•one piece one-shot•

4.6K 81 139
                                        




MONKEY D. LUFFY

Kıskanç değildin olamazdın, olmaya hakkın yoktu

Oops! Bu görüntü içerik kurallarımıza uymuyor. Yayımlamaya devam etmek için görüntüyü kaldırmayı ya da başka bir görüntü yüklemeyi deneyin.




Kıskanç değildin olamazdın, olmaya hakkın yoktu.

Birbirinizi en son gördüğünüzden bu yana iki yıl geçmişti.Hepiniz büyümüş ve yetişkin olmuştunuz. Olgunluk, cinsel ihtiyaçlar gibi yeni geliştirilen duyguları içeriyordu. Bu nedenle, tüm insanlar arasında onun da libidosunu keşfetmesi ve bu zevki denemek istemesi şaşırtıcı değildi.

Ne de olsa, tamamı kadınlardan oluşan bir adada yıllarca kaldı. Ve bu her erkeğin nihai fantezisiydi. Oradaki kadınlar, genç bir erkeğin, bunca yıl erkeklerden mahrum kaldıktan sonra gelmesine merak ve heyecan duymuş olmalılardı.

Ve hepsinden önemlisi, o adanın hükümdarı ona delicesine aşıktı. Dürtülerine çıkış noktası olmayı teklif etmesi şaşırtıcı değildi ve bu aptalın bunu kabul etmesi daha büyük bir sürpriz değildi.

Tabii ki, tüm lanet olası insanlar arasında yaşayan en güzel kadınla yatmış olmalıydı, Boa Hancock.

Boa'nın Luffy'yi en savunmasız haliyle, çıplak ve istekli bir şekilde görme fikri, elinizdeki silahı daha sıkı tutmanıza neden oldu.

"Lanet olsun..." diye küfrettin, tetiği bir, iki, üç kez çektin. Mermi, dart tahtasının ortasına düzgün bir şekilde indi, mermilerin serbest kalmasının ardından duman çıktı.

Luffy onu becerdi. Luffy seks yaptı ve o kadın sen değildin. Onu soyma zevkini tattı, ellerini vücudunun her yerinde gezdirdi, penisi derinlerine saplandı—

"Lanet olsun!" inledin, tetiği çektin ve aynı dart tahtasına delikten defalarca vurdun. kanında fokurdayan öfkeye engel olamadın.

Kıskanmak için bir nedenin yoktu. Sen onun kız arkadaşı değildin, o senin erkek arkadaşın değildi. İlişkinizin en ilerlediği nokta ise yıldızların altındaki paylaştığınız sarhoş bir öpücüktü. Bir zamanlar bu anıya çok değer veriyordun ama artık bir anlamı olup olmadığından o kadar da emin değildin.

Duvarı paramparça ederken o kadar kaybolmuştun ki (ve Franky'nin kafanı yok ettikten sonra seni bir tabakta sunacağını biliyordun), odadaki yeni ve istenmeyen varlığı fark etmedin.

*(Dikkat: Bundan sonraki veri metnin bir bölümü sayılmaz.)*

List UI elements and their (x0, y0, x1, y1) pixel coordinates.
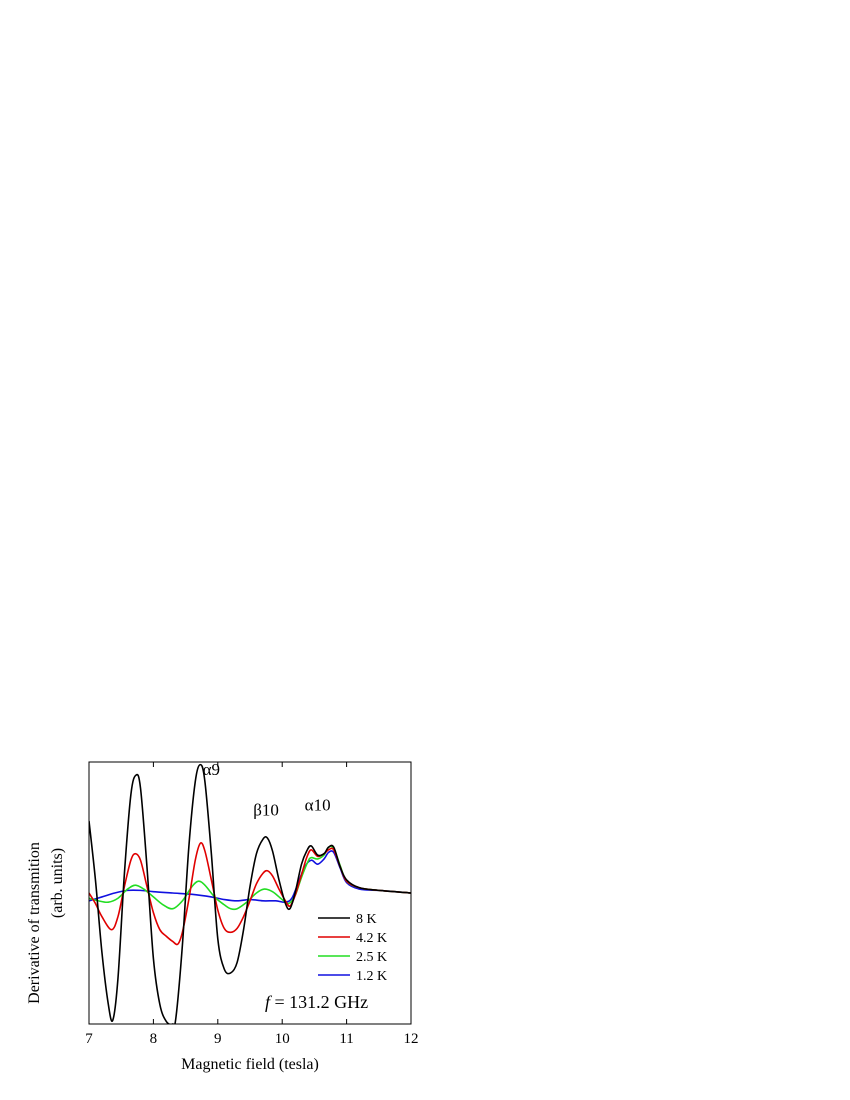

"Uh..." kılıç ustası sustu, gözleri senden hedefine ve tekrar sana kaydı. Bu sesleri kontrol etmek istediği için neredeyse pişman görünüyordu.

Başını iki yana salladın, "Ne?"

"Sen, şey, iyi misin?" sorusu gülünçtü. Gemideki herkesin sakinleşmek için kendi yöntemleri vardı - sigaralarıyla Sanji, yalnızlıkla Nami ve ağır antrenman yapan Zoro. Görünüşe göre senin rahatlama yöntemin silahla bir yerlere vurmaktı.

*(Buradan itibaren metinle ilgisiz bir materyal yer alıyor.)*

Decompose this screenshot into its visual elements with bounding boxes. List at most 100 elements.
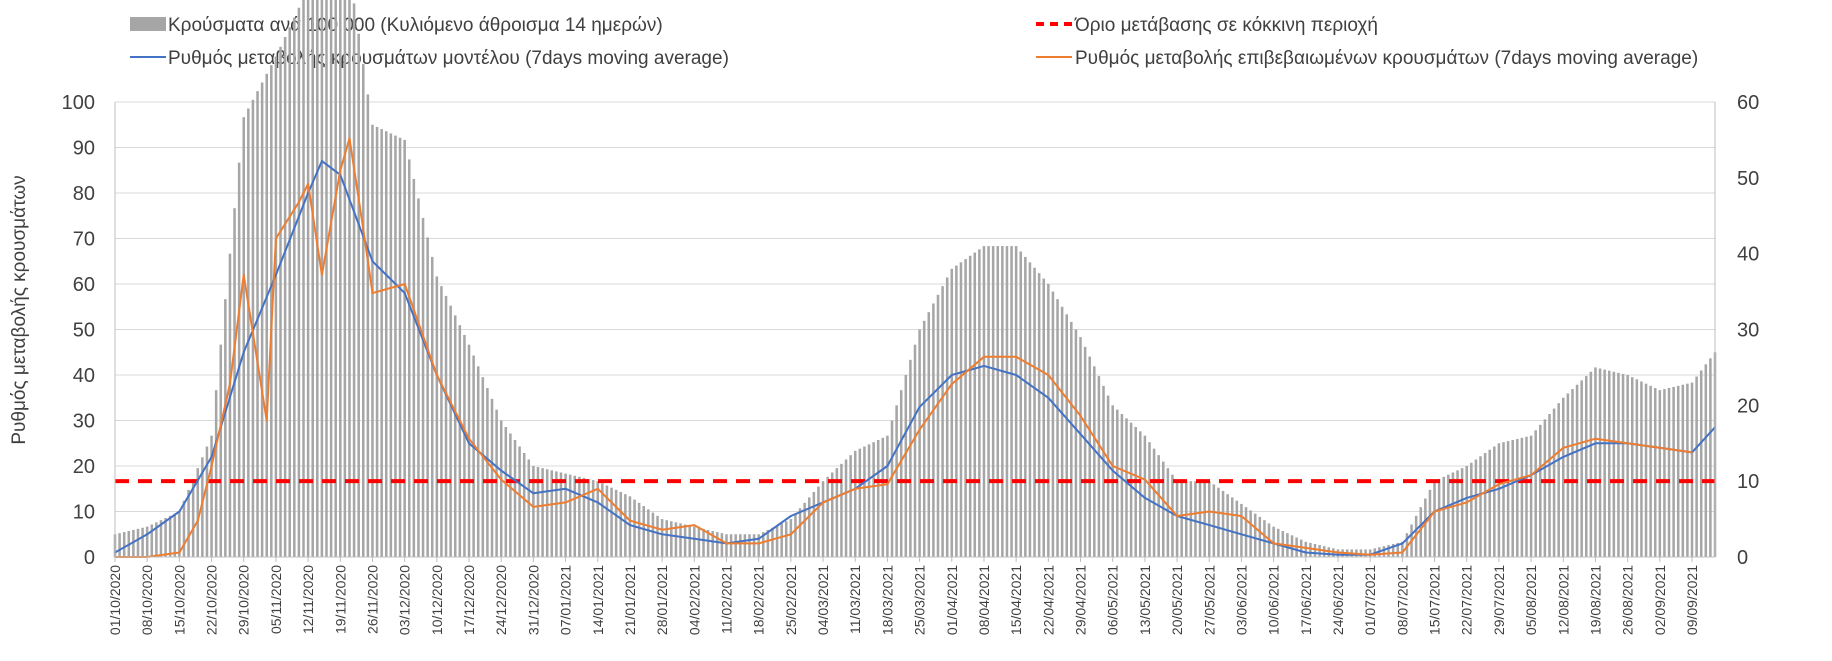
bar-292 (1456, 470, 1459, 557)
bar-169 (890, 420, 894, 557)
y-tick-label-1: 10 (73, 502, 95, 524)
bar-197 (1019, 251, 1023, 557)
bar-276 (1382, 546, 1386, 557)
bar-180 (941, 286, 944, 557)
bar-67 (421, 217, 425, 557)
bar-33 (265, 73, 268, 557)
bar-165 (872, 442, 875, 557)
x-tick-label-35: 03/06/2021 (1233, 565, 1249, 635)
bar-93 (541, 468, 544, 557)
bar-288 (1437, 479, 1441, 557)
bar-215 (1102, 385, 1105, 557)
legend-label-confirmed: Ρυθμός μεταβολής επιβεβαιωμένων κρουσμάτ… (1075, 48, 1698, 69)
bar-213 (1093, 366, 1096, 557)
bar-162 (858, 448, 862, 557)
x-tick-label-1: 08/10/2020 (139, 565, 155, 635)
bar-329 (1626, 375, 1629, 557)
bar-44 (316, 0, 319, 558)
bar-164 (867, 444, 871, 557)
legend-item-model[interactable]: Ρυθμός μεταβολής κρουσμάτων μοντέλου (7d… (130, 48, 729, 69)
line-point-1-12 (468, 442, 470, 445)
legend-item-threshold[interactable]: Όριο μετάβασης σε κόκκινη περιοχή (1036, 15, 1378, 36)
bar-260 (1309, 542, 1312, 557)
bar-308 (1529, 435, 1533, 557)
line-point-1-39 (1337, 553, 1339, 556)
bar-307 (1525, 436, 1528, 557)
bar-50 (343, 0, 347, 557)
x-tick-label-33: 20/05/2021 (1169, 565, 1185, 635)
bar-333 (1644, 383, 1648, 557)
x-tick-label-19: 11/02/2021 (718, 565, 734, 634)
bar-109 (614, 489, 618, 557)
x-tick-label-40: 08/07/2021 (1394, 565, 1410, 635)
bar-344 (1695, 376, 1698, 557)
x-tick-label-25: 25/03/2021 (912, 565, 928, 635)
bar-11 (164, 518, 167, 557)
line-point-1-33 (1144, 497, 1146, 499)
bar-182 (950, 268, 954, 557)
bar-121 (670, 521, 673, 557)
bar-179 (936, 294, 940, 557)
bar-218 (1116, 409, 1119, 557)
bar-103 (587, 479, 590, 557)
y-tick-label-6: 60 (73, 274, 95, 296)
bar-69 (430, 256, 434, 557)
bar-49 (339, 0, 342, 557)
bar-291 (1451, 472, 1455, 557)
bar-147 (789, 519, 793, 557)
bar-177 (927, 312, 931, 557)
x-tick-label-14: 07/01/2021 (558, 565, 574, 635)
line-point-1-15 (564, 487, 567, 490)
bar-141 (762, 532, 765, 557)
y2-tick-label-1: 10 (1737, 471, 1759, 493)
bar-343 (1690, 382, 1694, 557)
bar-230 (1171, 474, 1174, 557)
bar-347 (1709, 358, 1712, 557)
bar-157 (835, 468, 839, 557)
bar-298 (1483, 453, 1487, 557)
bar-222 (1134, 427, 1137, 557)
bar-37 (283, 37, 287, 557)
bar-100 (573, 475, 577, 557)
bar-312 (1548, 414, 1551, 557)
x-tick-label-4: 29/10/2020 (236, 565, 252, 635)
line-point-2-20 (532, 506, 535, 508)
line-point-1-31 (1079, 433, 1082, 435)
bar-1 (118, 533, 121, 557)
bar-196 (1014, 246, 1018, 558)
x-tick-label-48: 02/09/2021 (1652, 565, 1668, 635)
bar-25 (228, 253, 232, 557)
bar-75 (458, 325, 462, 557)
line-point-1-9 (371, 260, 374, 263)
bar-261 (1313, 544, 1317, 557)
bar-149 (798, 508, 802, 557)
bar-294 (1465, 466, 1468, 557)
y2-tick-label-6: 60 (1737, 92, 1759, 114)
bar-64 (407, 159, 411, 557)
line-point-2-41 (1208, 510, 1211, 513)
bar-285 (1424, 498, 1427, 557)
bar-108 (610, 487, 613, 557)
bar-289 (1442, 476, 1445, 557)
bar-206 (1060, 306, 1064, 557)
bar-185 (964, 259, 967, 557)
legend-item-confirmed[interactable]: Ρυθμός μεταβολής επιβεβαιωμένων κρουσμάτ… (1036, 48, 1698, 69)
legend-item-bars[interactable]: Κρούσματα ανά 100.000 (Κυλιόμενο άθροισμ… (130, 15, 663, 36)
bar-237 (1203, 481, 1206, 557)
bar-120 (665, 520, 668, 557)
line-point-2-22 (596, 487, 599, 490)
bar-305 (1516, 438, 1519, 557)
line-point-2-13 (348, 137, 351, 140)
bar-135 (734, 534, 737, 557)
bar-54 (362, 64, 365, 557)
line-point-2-46 (1369, 553, 1371, 556)
bar-192 (996, 246, 1000, 558)
bar-195 (1010, 246, 1013, 558)
bar-327 (1617, 372, 1620, 557)
bar-212 (1088, 356, 1091, 557)
bar-55 (366, 94, 370, 558)
line-point-1-5 (275, 274, 277, 276)
line-point-2-52 (1562, 447, 1565, 449)
bar-231 (1175, 481, 1179, 557)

Ondan uzağa baktın, gözlerini devirdin ve tekrar önündeki hedefine odaklandın, "Evet."

"Tamam..." şaşkınlıkla gözlerini kıstı ama seni daha fazla zorlamamayı seçti. İyi olmadığınız açıkça belliyken sizi rahatsız etmeyeceğini biliyordu, çünkü bu geçen sefer neredeyse kafatasını delip geçen bir kurşunla sonuçlanmıştı.